I have said this in a couple of places already, but my basic status is that for the last six months I have been exclusively attending an Episcopal Church, and I am beginning the process of becoming an Episcopalian.  In the simplest terms, my move is the product of reaching two conclusions: (1) I did not have to sacrifice any of my first order, small "c" catholic beliefs and values in becoming Episcopalian; and (2) I could no longer accept certain second order positions of the Roman Catholic Church, more specifically its approach to gender and (relatedly) its approach to human sexuality.

In saying this, I basically have gotten two types of responses from people who are upset or concerned about the move.  One response is some variation of "you are totally wrong about the gender and sexuality stuff.  The traditional positions are correct and directly from God."  To those people, there is not much I can say, other than we just disagree.

But there is another group.  These folks say something like "look, I understand why you strain and chafe against those traditional positions, and I am not 100% convinced they are right, either.  But I am also not convinced they are wrong, and I am afraid that if we change our position this whole edifice of church is going to collapse--whether because we have no 'witness' to make to the culture, or because we will become some weird post-christian remnant, or because (usually unsaid) God is going to be mad at us."

It is easy to get mad at this second category of folks, to call them timid and scared.  They are scared, but they are scared because they care deeply about the church and Christianity.  They feel like they are custodians of something, and they feel an obligation to be conservative about what they do with the thing.  I understand why they are scared, and I can't bring myself to throw stones at them.

In general, the approach that has been taken with regard to this cohort of folks is to try to persuade them that their fears are not real, and that everything will be OK if they let go of the rope of conservative gender and sexual morality.  This involves making arguments, whether Scriptural or from tradition or sociological or psychological or what have you.  And some people will take those arguments and use them as the basis to drown out their fears and make the leap.  Those sorts of arguments certainly helped me.  But for others, no amount of argument will be enough to keep those voices at bay.

What is needed far more than telling people that it is going to be OK is showing them that it is going to be OK.  That means building and maintaining groups and congregations that are deeply committed to the Gospel of Jesus, but also equally committed to full inclusion of women and LGBT people.  Don't tell people that being a woman is no impediment to being a deacon, priest, or bishop; show them through vibrant congregations led by such people.  Same with loving LGBT couples--show them that you can celebrate these things and still call people to transformation in Christ.
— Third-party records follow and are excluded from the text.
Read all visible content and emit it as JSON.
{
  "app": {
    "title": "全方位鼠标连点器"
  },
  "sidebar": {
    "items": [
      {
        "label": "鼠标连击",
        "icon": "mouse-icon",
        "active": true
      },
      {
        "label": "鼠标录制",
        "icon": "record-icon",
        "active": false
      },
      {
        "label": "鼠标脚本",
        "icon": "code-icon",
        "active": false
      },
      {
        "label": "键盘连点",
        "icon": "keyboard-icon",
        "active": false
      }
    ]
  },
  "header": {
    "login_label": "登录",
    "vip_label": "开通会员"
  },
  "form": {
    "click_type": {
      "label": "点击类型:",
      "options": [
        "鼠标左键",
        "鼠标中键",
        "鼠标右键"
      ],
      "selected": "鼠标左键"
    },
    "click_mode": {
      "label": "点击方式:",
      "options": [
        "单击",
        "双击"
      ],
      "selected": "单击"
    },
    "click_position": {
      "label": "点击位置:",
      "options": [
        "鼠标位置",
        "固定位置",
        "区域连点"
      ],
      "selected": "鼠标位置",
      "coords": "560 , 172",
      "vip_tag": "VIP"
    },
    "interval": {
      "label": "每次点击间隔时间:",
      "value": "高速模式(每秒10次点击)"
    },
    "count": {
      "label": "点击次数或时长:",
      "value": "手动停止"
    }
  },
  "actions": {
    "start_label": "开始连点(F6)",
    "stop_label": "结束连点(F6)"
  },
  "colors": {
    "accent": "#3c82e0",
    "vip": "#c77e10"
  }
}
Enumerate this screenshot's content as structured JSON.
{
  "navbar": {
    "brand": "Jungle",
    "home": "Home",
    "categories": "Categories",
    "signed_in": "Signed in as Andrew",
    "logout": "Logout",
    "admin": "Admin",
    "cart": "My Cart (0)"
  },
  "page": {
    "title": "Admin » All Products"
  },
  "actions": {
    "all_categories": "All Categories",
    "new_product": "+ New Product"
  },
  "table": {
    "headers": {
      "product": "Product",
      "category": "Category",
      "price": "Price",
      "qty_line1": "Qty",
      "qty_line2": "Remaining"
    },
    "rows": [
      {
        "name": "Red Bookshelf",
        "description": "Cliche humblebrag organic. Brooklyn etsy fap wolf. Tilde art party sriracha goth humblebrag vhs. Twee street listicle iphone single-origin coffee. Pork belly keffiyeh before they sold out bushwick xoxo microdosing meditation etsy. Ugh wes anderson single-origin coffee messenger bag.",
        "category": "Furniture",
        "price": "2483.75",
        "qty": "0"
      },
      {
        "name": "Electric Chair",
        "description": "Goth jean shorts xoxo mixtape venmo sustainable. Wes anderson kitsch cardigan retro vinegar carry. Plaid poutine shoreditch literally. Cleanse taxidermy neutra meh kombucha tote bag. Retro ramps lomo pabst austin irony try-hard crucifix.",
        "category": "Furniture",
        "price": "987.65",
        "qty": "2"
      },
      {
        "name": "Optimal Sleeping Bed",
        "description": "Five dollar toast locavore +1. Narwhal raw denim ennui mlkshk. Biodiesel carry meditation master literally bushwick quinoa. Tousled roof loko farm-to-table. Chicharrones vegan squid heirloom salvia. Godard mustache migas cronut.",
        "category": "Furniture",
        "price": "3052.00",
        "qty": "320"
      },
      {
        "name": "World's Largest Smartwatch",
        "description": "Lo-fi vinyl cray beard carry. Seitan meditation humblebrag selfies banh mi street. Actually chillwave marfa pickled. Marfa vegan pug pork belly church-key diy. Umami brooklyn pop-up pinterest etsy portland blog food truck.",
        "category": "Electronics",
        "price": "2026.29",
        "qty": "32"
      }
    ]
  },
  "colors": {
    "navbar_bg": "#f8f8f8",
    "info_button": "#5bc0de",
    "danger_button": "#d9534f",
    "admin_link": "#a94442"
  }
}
There will be some who are convicted that being a Catholic and/or a Christian is definitionally opposed to this kind of inclusivity, and will dismiss anything that looks like strong Christian communities and Christian life on that basis.  Again, nothing can really be done to reach those folks.  But there are others who will have their fears assuaged by the presence of such communities in their midst.  Maybe that will mean that they feel empowered to make or advocate for changes in their own congregations, or maybe it means they will be willing to come over to inclusive congregations.  Either way, the witness of the strength and the authenticity of existing structures is the key and cares a weight that words will never carry.

It may be falsely attributed to Gandhi, but it still has wisdom to it--"be the change you want to see in the world."  I have come to believe that it is more valuable to create facts on the ground that are hard to ignore than to talk endlessly about how great it would be if those facts came to pass.  There are places and opportunities and communities where one can be a part of being that change.  So, let's go--talk less, do more.